*Audio posted with permission from storytellers.
From Rabbit Box 7: Family Ties (November, 2012)
A big Rabbit Box thank you to everyone who made it out to hear Family Ties, as well as Melting Point for hosting, the Grit for feeding, and our wonderful storytellers. Let us know what you thought and click over to “Tell” to share your story with us for one of our upcoming months starting in the new year: Resolution, Duets, and Saved! What will April be? Your vote (bottom of page) will decide. We hope to see you in January!
Storytellers:
Maureen McLaughlin has worked as a trial consultant for most of her life, helping criminal defense attorneys select juries in death penalty cases. Beginning in the third grade, she moved to and from Athens a total of four times. The last time she moved here, she vowed never to leave. Maureen has immersed herself in the Athens community, working with organizations as diverse as AthFest, Our Daily Bread, and Occupy Athens.
Dee M. Ashley is a Georgia native born in 1989. He began writing poetry at the age of 13 and has been honing that skill ever since. As a teenager he was a youth motivational speaker, which enabled him to fund a trip to Europe at the age of 14 with his nationally ranked high school orchestra. He received honorable mention for his short film “Bent On Broken Dreams” in a competition at the Art Institute of Atlanta. Dee’s poetry has been published in the books Stars in Our Hearts and Great Poets Across America: A Celebration of National Poetry Month. Focusing mostly on love, family and loss, he has created a collection of poetry to be published later this year.
Hope Hilton is from Atlanta. She is a cum laude graduate of the Atlanta College of Art (2003) and a magna cum laude graduate of The City University of New York, Hunter College (2008). Hilton curates, collaborates, designs, publishes, writes, and walks. In 2007 Hilton completed a 60-mile memorial walk in the Southern U.S. to recognize the walk a slave named Henry made to announce the birth of her great-great grandmother. She is the newly appointed Gallery Manager of The Athens Institute for Contemporary Art.

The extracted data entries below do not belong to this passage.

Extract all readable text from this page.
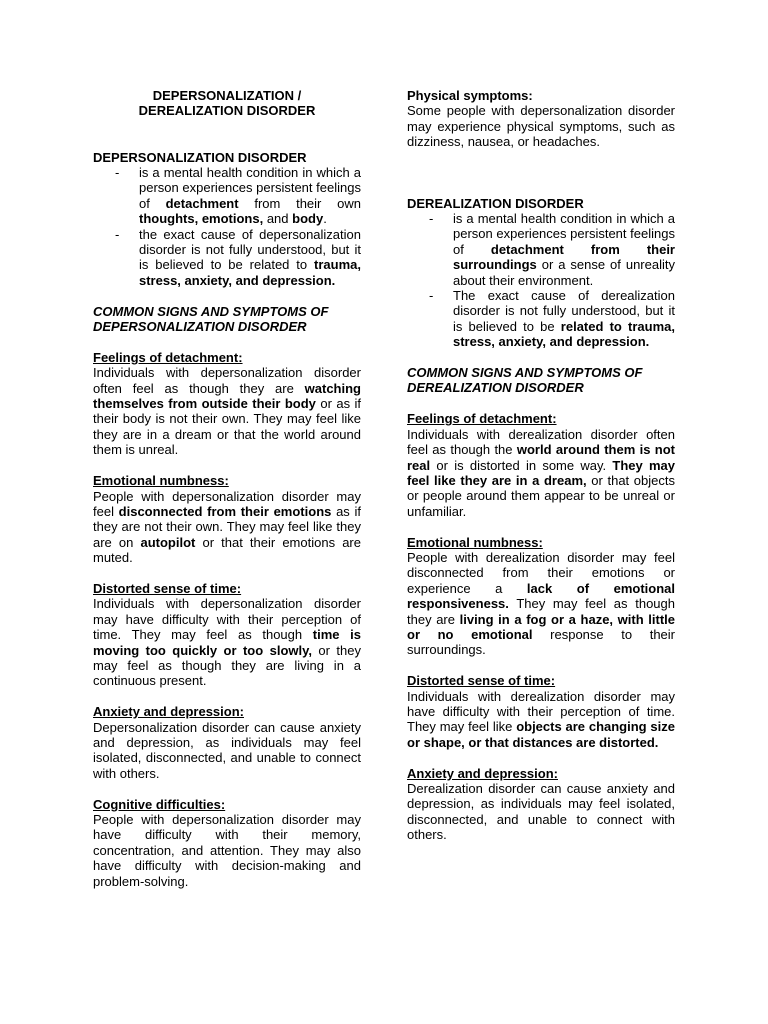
DEPERSONALIZATION /

DEREALIZATION DISORDER

DEPERSONALIZATION DISORDER

- is a mental health condition in which a person experiences persistent feelings of detachment from their own thoughts, emotions, and body.
- the exact cause of depersonalization disorder is not fully understood, but it is believed to be related to trauma, stress, anxiety, and depression.

COMMON SIGNS AND SYMPTOMS OF
DEPERSONALIZATION DISORDER

Feelings of detachment:
Individuals with depersonalization disorder often feel as though they are watching themselves from outside their body or as if their body is not their own. They may feel like they are in a dream or that the world around them is unreal.

Emotional numbness:
People with depersonalization disorder may feel disconnected from their emotions as if they are not their own. They may feel like they are on autopilot or that their emotions are muted.

Distorted sense of time:
Individuals with depersonalization disorder may have difficulty with their perception of time. They may feel as though time is moving too quickly or too slowly, or they may feel as though they are living in a continuous present.

Anxiety and depression:
Depersonalization disorder can cause anxiety and depression, as individuals may feel isolated, disconnected, and unable to connect with others.

Cognitive difficulties:
People with depersonalization disorder may have difficulty with their memory, concentration, and attention. They may also have difficulty with decision-making and problem-solving.

Physical symptoms:
Some people with depersonalization disorder may experience physical symptoms, such as dizziness, nausea, or headaches.

DEREALIZATION DISORDER

- is a mental health condition in which a person experiences persistent feelings of detachment from their surroundings or a sense of unreality about their environment.
- The exact cause of derealization disorder is not fully understood, but it is believed to be related to trauma, stress, anxiety, and depression.

COMMON SIGNS AND SYMPTOMS OF
DEREALIZATION DISORDER

Feelings of detachment:
Individuals with derealization disorder often feel as though the world around them is not real or is distorted in some way. They may feel like they are in a dream, or that objects or people around them appear to be unreal or unfamiliar.

Emotional numbness:
People with derealization disorder may feel disconnected from their emotions or experience a lack of emotional responsiveness. They may feel as though they are living in a fog or a haze, with little or no emotional response to their surroundings.

Distorted sense of time:
Individuals with derealization disorder may have difficulty with their perception of time. They may feel like objects are changing size or shape, or that distances are distorted.

Anxiety and depression:
Derealization disorder can cause anxiety and depression, as individuals may feel isolated, disconnected, and unable to connect with others.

Charlie Hartness is from Macon. He graduated twice from the University of Georgia during the 1970s and worked for 23 years as an emergency physician in Portland, Oregon before returning to Athens in 2006. He is a writer and musician and plays in the duo Hawk Proof Rooster with his wife Nancy. His song “The Lynching” was an award winner in the Kress Project at the Georgia Museum of Art earlier this year.
Rick Kopp was trained as a psychologist but transitioned into a career as a branding strategist. Having consulted with companies from the Fortune 500 to start-ups, Rick believes that, whether in the form of advertising, PR, speeches or logos, all commerce is basically a form of storytelling. Rick began his long career in technology by launching the first color monitor and ended with the introduction of the first e-commerce search engine. Nowadays he mostly just drinks coffee and gabs with the other geezers in his treasured new home, Athens.
Nina (pronounced “9-uh”) Kelly is a city lover with left-brained tendencies. A proud Michigander, Nina moved to Athens with her husband in 2008 for her job in the community planning and development field. She can often be found wandering around Cobbham and Normaltown, earbuds in, listening to her favorite podcasts. This is her first public storytelling experience.
Master of Ceremonies, John Pence, is an Athenian who aspires to one day raise a thousand head of Texas longhorns and drive them from Texas to Montana. Or join the French Foreign Legion. Or explore the depths of the Marianas Trench or colonize Mars. If none of those work out, he will continue to teach at Athens Tech, write crazy stories, and raise two wild little boys.